Un consortium regroupant Bouygues Immobilier, Microsoft et deux startups a mis au point un démonstrateur permettant les échanges d’énergie entre appartements, qu’il espère tester in situ à Lyon Confluence.
Depuis quelques mois, la blockchain est partout débattue comme un élément majeur de disruption de nombreux secteurs d’activité, finance en tête. Mais c’est dans tous les domaines où elle peut se substituer à un tiers de confiance qu’elle a un rôle à jouer.
Dans ce contexte, alors que les projets d’autoconsommation et de solidarité énergétique entre consommateurs progressent rapidement, rien d’étonnant à ce qu’elle investisse le secteur de l’énergie. L’initiative menée à New York dans le quartier de Brooklyn a défrayé la chronique au printemps dernier. Grâce à TransActive Grid, les habitants d’un côté de la rue peuvent désormais vendre l’électricité produite par les panneaux solaires posés sur leurs toits à leurs voisins du trottoir d’en face.
Plus récemment, la plateforme française de crowdfunding dédiée aux énergies renouvelables Lumo avait annoncé rejoindre une initiative internationale mêlant énergie solaire et blockchain pour donner de la valeur à une cryptomonnaie solaire.
Les nouvelles perspectives de l’autoconsommation
C’est aujourd’hui Bouygues Immobilier qui se lance sur le créneau, allié à Microsoft ainsi qu’à Energisme et Stratumn, deux startups spécialistes respectivement de l’énergie et de la blockchain. Le consortium surfe sur une ordonnance sur l’autoconsommation publiée en juillet dernier, favorisant les échanges d’énergie entre compteurs via le réseau public.
« Nous nous sommes livrés à une véritable course de vitesse pour mettre au point un prototype à temps pour la Blockchain Hackademy (organisée par Microsoft les 4 et 5 octobre derniers, ndlr) », témoigne Olivier Sellès, Responsable Innovation et Smart city de Bouygues Immobilier. Dans un deuxième temps, après une présentation sur le salon Pollutech qui se tient à Lyon fin novembre, l’objectif est de convaincre l’Institut pour la Ville durable (IVD) de le mettre en place au sein d’un de ses démonstrateurs situés dans l’éco-quartier de Lyon Confluence. Ce réseau de supervision d’échanges d’énergie doit permettre à des producteurs-consommateurs de suivre directement et localement leurs échanges.

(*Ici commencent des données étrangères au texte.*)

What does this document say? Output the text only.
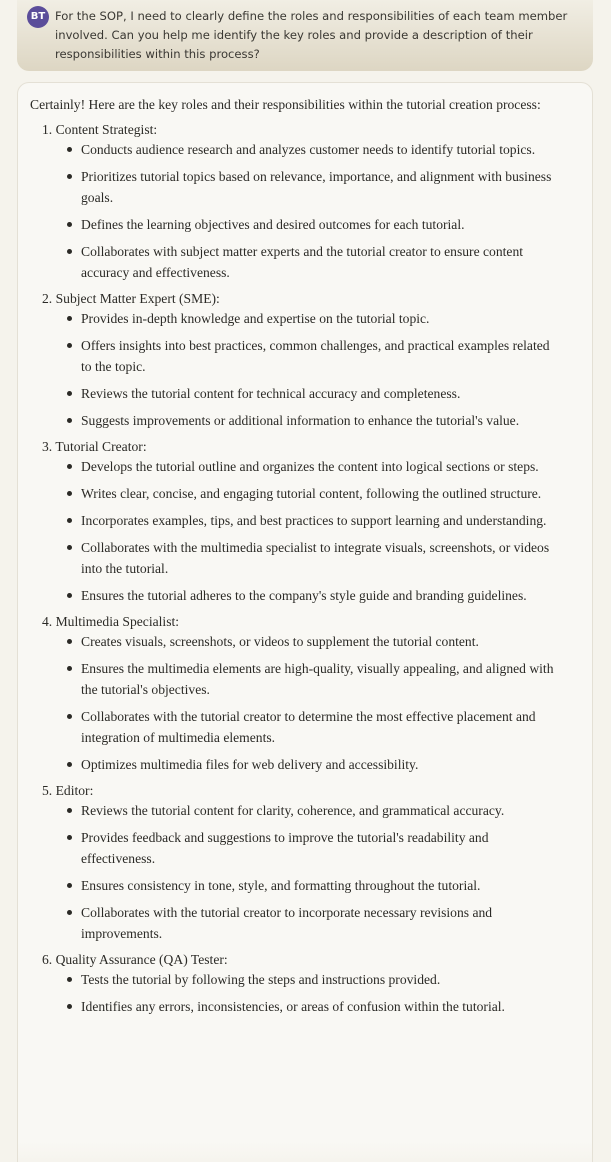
BT For the SOP, I need to clearly define the roles and responsibilities of each team member involved. Can you help me identify the key roles and provide a description of their responsibilities within this process?

Certainly! Here are the key roles and their responsibilities within the tutorial creation process:

1. Content Strategist:
Conducts audience research and analyzes customer needs to identify tutorial topics.
Prioritizes tutorial topics based on relevance, importance, and alignment with business goals.
Defines the learning objectives and desired outcomes for each tutorial.
Collaborates with subject matter experts and the tutorial creator to ensure content accuracy and effectiveness.
2. Subject Matter Expert (SME):
Provides in-depth knowledge and expertise on the tutorial topic.
Offers insights into best practices, common challenges, and practical examples related to the topic.
Reviews the tutorial content for technical accuracy and completeness.
Suggests improvements or additional information to enhance the tutorial's value.
3. Tutorial Creator:
Develops the tutorial outline and organizes the content into logical sections or steps.
Writes clear, concise, and engaging tutorial content, following the outlined structure.
Incorporates examples, tips, and best practices to support learning and understanding.
Collaborates with the multimedia specialist to integrate visuals, screenshots, or videos into the tutorial.
Ensures the tutorial adheres to the company's style guide and branding guidelines.
4. Multimedia Specialist:
Creates visuals, screenshots, or videos to supplement the tutorial content.
Ensures the multimedia elements are high-quality, visually appealing, and aligned with the tutorial's objectives.
Collaborates with the tutorial creator to determine the most effective placement and integration of multimedia elements.
Optimizes multimedia files for web delivery and accessibility.
5. Editor:
Reviews the tutorial content for clarity, coherence, and grammatical accuracy.
Provides feedback and suggestions to improve the tutorial's readability and effectiveness.
Ensures consistency in tone, style, and formatting throughout the tutorial.
Collaborates with the tutorial creator to incorporate necessary revisions and improvements.
6. Quality Assurance (QA) Tester:
Tests the tutorial by following the steps and instructions provided.
Identifies any errors, inconsistencies, or areas of confusion within the tutorial.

Sensibiliser les clients à la consommation locale
« Aujourd’hui, lorsque vous êtes équipé de panneaux solaires, vous ne pouvez pas connaître la part d’énergie verte que vous consommez réellement », rappelle Olivier Sellès. A l’inverse de l’approche new-yorkaise où ce sont les transactions financières qui sont mises en avant, pour le consortium français, il s’agit avant tout de sensibiliser les clients à l’aspect local de leur consommation. « L’objectif, c’est que la mise en place de ce système ait un coût négligeable et puisse être intégrée au produit sans surcoût pour l’occupant », précise Olivier Sellès. Le système présente un intérêt en termes d’image pour le promoteur qu’est Bouygues Immobilier. « Nous n’avons pas mené d’étude de marché pour mesurer l’intérêt que cela représente pour les occupants », reconnaît-il. Mais ça n’est généralement pas pertinent pour des innovations de rupture. »C’est d’abord dans le parc social que le prototype doit être mis en oeuvre. La proximité entre le bailleur et les habitants y est plus grande, et on y observe une plus grande variété de courbes de consommation, notamment du fait d’un pourcentage plus important de la population qui travaille en horaires décalés.
A quand un TURPE régionalisé ?
Les échanges d’énergie sont prévus pour avoir lieu entre les appartements d’un même immeuble. Pour sauter le pas des échanges entre différents bâtiments (comme à New York), et envisager d’étendre le principe à un quartier entier, il faut encore attendre la sortie du Tarif d’Utilisation des Réseaux Publics d’Electricité (TURPE) autoconsommation, inférieur au TURPE national. Celui-ci doit permettre de réduire la facture de ceux qui consommeront leur propre électricité, sans supprimer complètement leur contribution à l’entretien des réseaux. Mais de nombreux acteurs plaident en faveur d’une régionalisation de ce TURPE prenant en compte les différences de production liées à l’ensoleillement. Ils craignent en effet que dans les régions les moins bien pourvues, le TURPE autoconsommation ne constitue pas une incitation suffisante.